Egypt's prosecutors' office has released a statement saying Saber denied that police had hit him. That statement was received angrily by the opposition which suspects the authorities of intimidating him to exonerate the police.
"That a citizen be dragged in a public space is a crime against humanity. That he be forced to amend his testimony before the Public Prosecution is tyranny. It has dire consequences for justice," Nasser Amin, a prominent lawyer and campaigner for judicial independence said on Twitter.
Also on Twitter, Ahmed Maher, founder of the April 6 youth movement that helped launch the anti-Mubarak protests, tweeted: "Mursi has been stripped bare and has lost his legitimacy. Done."
Another protester was shot dead on Friday and more than 100 were injured, many seriously, in battles between police and demonstrators who attacked the palace with petrol bombs.
That unrest followed eight days of violence that saw dozens of protesters shot dead in the Suez Canal city of Port Said and Mursi respond by declaring a curfew and state of emergency there and in two other cities.
But none of the bloodshed - which the authorities have blamed on the need for police to control violent crowds - has quite resonated like the images of officers abusing a man at their feet - clearly helpless, prone and no possible threat.
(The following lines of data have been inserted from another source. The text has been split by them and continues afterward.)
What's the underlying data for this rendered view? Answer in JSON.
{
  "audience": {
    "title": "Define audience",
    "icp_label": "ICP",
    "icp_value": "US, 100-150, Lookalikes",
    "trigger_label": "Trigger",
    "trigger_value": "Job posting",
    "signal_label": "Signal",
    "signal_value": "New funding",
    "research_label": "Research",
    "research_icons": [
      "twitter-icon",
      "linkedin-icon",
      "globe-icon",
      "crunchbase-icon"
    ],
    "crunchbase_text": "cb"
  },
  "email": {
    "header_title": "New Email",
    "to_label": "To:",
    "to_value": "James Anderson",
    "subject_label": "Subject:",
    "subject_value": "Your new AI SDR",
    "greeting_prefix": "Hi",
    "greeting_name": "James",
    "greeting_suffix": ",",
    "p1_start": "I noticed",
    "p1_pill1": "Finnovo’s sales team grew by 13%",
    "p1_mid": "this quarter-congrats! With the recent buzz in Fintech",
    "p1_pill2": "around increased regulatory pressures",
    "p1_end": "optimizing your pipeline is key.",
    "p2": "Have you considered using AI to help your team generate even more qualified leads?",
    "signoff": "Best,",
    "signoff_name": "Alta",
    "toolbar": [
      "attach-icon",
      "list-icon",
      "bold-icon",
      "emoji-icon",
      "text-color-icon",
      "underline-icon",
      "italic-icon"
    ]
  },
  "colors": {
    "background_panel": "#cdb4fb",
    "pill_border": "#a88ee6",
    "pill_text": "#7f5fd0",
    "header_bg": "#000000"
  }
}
"Stripping naked and dragging an Egyptian is a crime that shows the excessive violence of the security forces and the continuation of its repressive practices - a crime for which the president and his interior minister are responsible," liberal politician Amr Hamzawy said on Twitter.
The incident was an unmistakable reminder of the beating of a woman by riot police on Tahrir Square in December 2011. Images of her being dragged and stomped on - her black abaya cloak torn open to reveal her naked torso and blue bra - became a rallying symbol for the revolution and undermined the interim military rulers who held power between Mubarak's fall and Mursi's rise.
The anger was compounded with disbelief when the prosecutor's office released a statement saying Saber had exonerated the police and denied they had assaulted him. His clothes had inadvertently come off while police were shielding him from protesters, it quoted him as saying.
"This shows that state institutions are collapsing, as is the rule of law. We are living in chaos," said lawyer Achraf Shazly, 35. "Next thing you know, the martyr killed yesterday will rise from the dead and say he wasn't shot."
In announcing an investigation into the beating of Saber, Mursi's office made clear he was still pointing the blame at the political opponents who have encouraged protests.
"What has transpired over the past day is not political expression, but rather acts of criminality. The presidency will not tolerate vandalism or attacks on individuals and property. The police have responded to these actions in a restrained manner," Mursi's office said.
"Doubtless, in the heat of the violence, there can be violations of civil liberties, and the presidency equally will not tolerate such abuses. In one incident, an individual was seen to be dragged and beaten by police. The Minister of Interior has, appropriately, announced an investigation."